If anything, Trump’s new restrictions merely serve as lip service to the views and disproportionate influence of aging white, wealthy exilic Cubans. The continued assumption is that the Florida Cuban-American vote operates as a reactionary monolith – it doesn’t, and never has – and that the notorious voting bloc made Trump’s ascension into power possible, therefore fueling his campaign promise. These myths, aptly dispelled by scholars, are also situated in a still-lingering Miami-based public policy that favors the concerns of a few powerful Cuban exiles at the expense of local blacks, Latinxs and Afro-Latinxs. This also disaffects other Cubans, subsequent generations and more recent immigrants, many of whom are of color and working class, who hold moderate to progressive positions toward U.S.-Cuba policy, or view a racially hostile GOP (and disconnected Democrats) as threats to their economic survival.

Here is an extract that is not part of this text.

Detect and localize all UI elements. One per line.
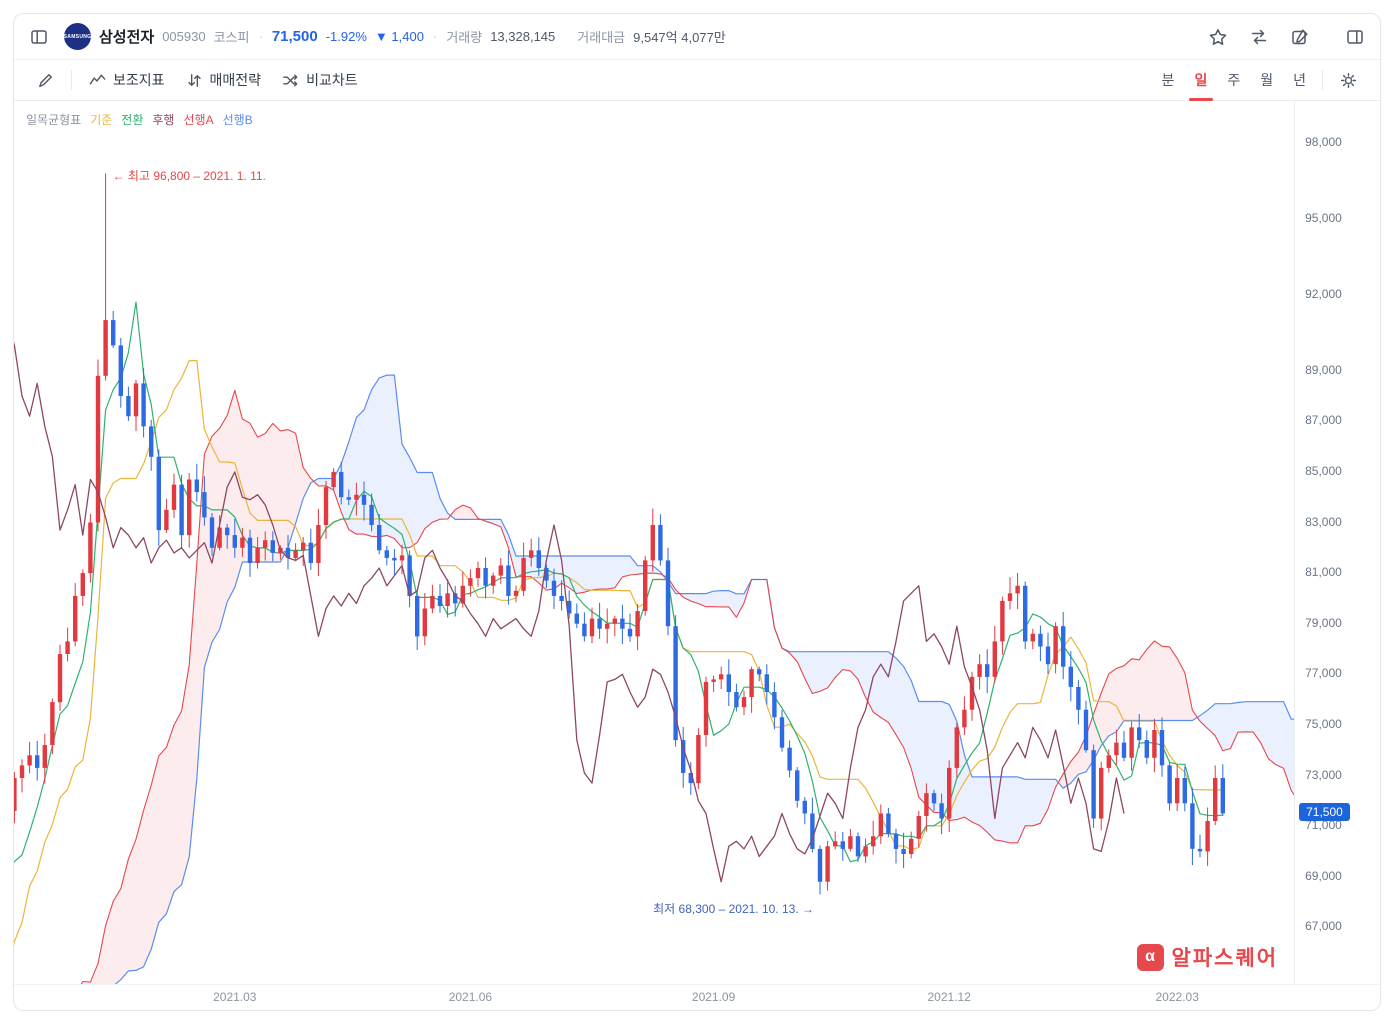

Lifting the many layers of the Cuba embargo shouldn’t be argued on the grounds of outdated Cold War-era notions – such thinking assumes that imposing the embargo in the Sixties and strengthening it in subsequent years (the 1992 Torricelli bill, the 1996 Helms-Burton Act and now Trump’s blowhard move) are morally justifiable acts. Instead, ending el bloqueo and its attending policies is an ethical and moral imperative, given not just the universal human right to migrate, travel to assist ailing loved ones, send remittances or food and medicine, or exchange on scholarly or cultural bases, but moreover the well-documented economically deleterious and politically repressive effects on the Cuban people.
Trump’s new Cuba policy directives may not be, in the political aggregate, as draconian as he boasted, but they remain irresponsible, immoral measures, with disproportionate effect on our island relatives and working-class Cuban-Americans alike. Elected Cuban-American officials, Republican or Democrat, who support this move should pay in the election booth, while Cubans, resident and U.S.-side, marginalized to privileged, should continue organizing across race, gender and class lines to end el bloqueo’s repressive contours once and for all.